Wound healing is a specific biological process related to the general phenomenon of growth and tissue regeneration. The wound healing process consists of five stages involving complex biochemical and cellular process; homeostasis, inflammation, migration, proliferation, and maturation. Nanofibrillar chitosan is often used within cross-linked polymer hydrogels to improve the process of wound healing. Such hydrogels interlink polymer chains to form three-dimensional networks. The cross-linkers form either covalent or ionic bonds and are typically lower in molecular weight than the linking polymers. The final properties of cross-linked hydrogels will depend on the extensiveness of cross-linking (i.e. the cross-link density). Chitosan hydrogels are essentially structures of chitosan-chitosan cross-links, hybrid polymer cross-linked networks, or ionic cross-linked polymer networks. These have several benefits for the wounded area including: the ability to decrease inflammation by absorption of fluid from the inflammation site, the blocking of nerve endings to reduce pain, the enabling of nucleation sites for healthy cell growth (via scaffolding), antimicrobial properties, and an ability to act as a temporary glue to effectively hold the site of damage together.

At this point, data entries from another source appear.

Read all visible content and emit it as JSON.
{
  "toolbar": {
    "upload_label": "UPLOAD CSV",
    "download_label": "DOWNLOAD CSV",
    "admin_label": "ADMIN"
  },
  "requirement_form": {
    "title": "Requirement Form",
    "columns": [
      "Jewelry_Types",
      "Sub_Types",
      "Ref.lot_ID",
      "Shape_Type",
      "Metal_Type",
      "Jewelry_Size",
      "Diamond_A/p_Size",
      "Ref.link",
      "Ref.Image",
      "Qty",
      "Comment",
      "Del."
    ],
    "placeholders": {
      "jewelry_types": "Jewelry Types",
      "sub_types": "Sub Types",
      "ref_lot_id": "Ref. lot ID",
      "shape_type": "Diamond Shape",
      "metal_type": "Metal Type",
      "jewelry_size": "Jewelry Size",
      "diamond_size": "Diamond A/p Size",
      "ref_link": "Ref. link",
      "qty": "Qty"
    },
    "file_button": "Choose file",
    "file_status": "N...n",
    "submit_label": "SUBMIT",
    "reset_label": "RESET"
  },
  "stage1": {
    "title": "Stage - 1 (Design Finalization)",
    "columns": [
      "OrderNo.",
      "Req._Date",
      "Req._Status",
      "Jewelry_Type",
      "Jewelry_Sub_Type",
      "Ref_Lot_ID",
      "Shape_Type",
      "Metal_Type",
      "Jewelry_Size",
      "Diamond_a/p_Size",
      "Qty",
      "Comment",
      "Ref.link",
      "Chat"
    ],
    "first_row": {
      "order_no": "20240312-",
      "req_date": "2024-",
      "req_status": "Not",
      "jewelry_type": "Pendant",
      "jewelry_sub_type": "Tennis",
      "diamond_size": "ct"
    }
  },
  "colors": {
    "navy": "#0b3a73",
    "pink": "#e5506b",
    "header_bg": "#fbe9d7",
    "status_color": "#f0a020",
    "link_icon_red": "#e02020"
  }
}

Nano-chitin fibrils are also beneficial in wound healing. The repeating monomer subunit of chitin, N-acetylglucosamine (NAG) is understood to originate and cross-link to collagen in a wound. Both nano-chitin and nano-chitosan can be degraded by lysozymes in the fluid of the wound. Chitin has a mechanical benefit over chitosan in wound healing as it increases the tensile strength of the wound to a greater degree.

Drug delivery

Chitosan has distinctive features, which makes it a suitable candidate for controlled drug delivery. These include biodegradability, nontoxicity, and biocompatibility with the human body, which are conjointly important, as degraded chitosan should not cause any inflammatory response in the body. An example for drug encapsulation within chitosan is via a self-assembly process, Figure 4. Chitosan is cationic and therefore naturally hydrophilic. As such, hydrophobic moieties grafted along chitosan backbones will easily cling to hydrophobic drugs within a hydrophilic solvent, essentially turning the chitosan backbones into envelopes that contain the drugs. This self-assembly process is one of many variants, each of which relies on the judicious manipulation of positive and negative charges within molecular systems.

Positive/negative charge relationships can also be used to deliver drugs from the nano-chitosan vessels to specific sites of interaction. While physical changes to the nanoparticle such as erosion, diffusion and swelling may result in the release of drug from a chitosan vessel, physicochemical mechanisms are slightly more targeted to substrates. Figure 5 provides a step-by-step example of how positively charged chitosan nanoparticles might adhere electrostatically to negatively charged mucosal layers, after which physical processes such as diffusion or erosion, take over to enable drug release over time.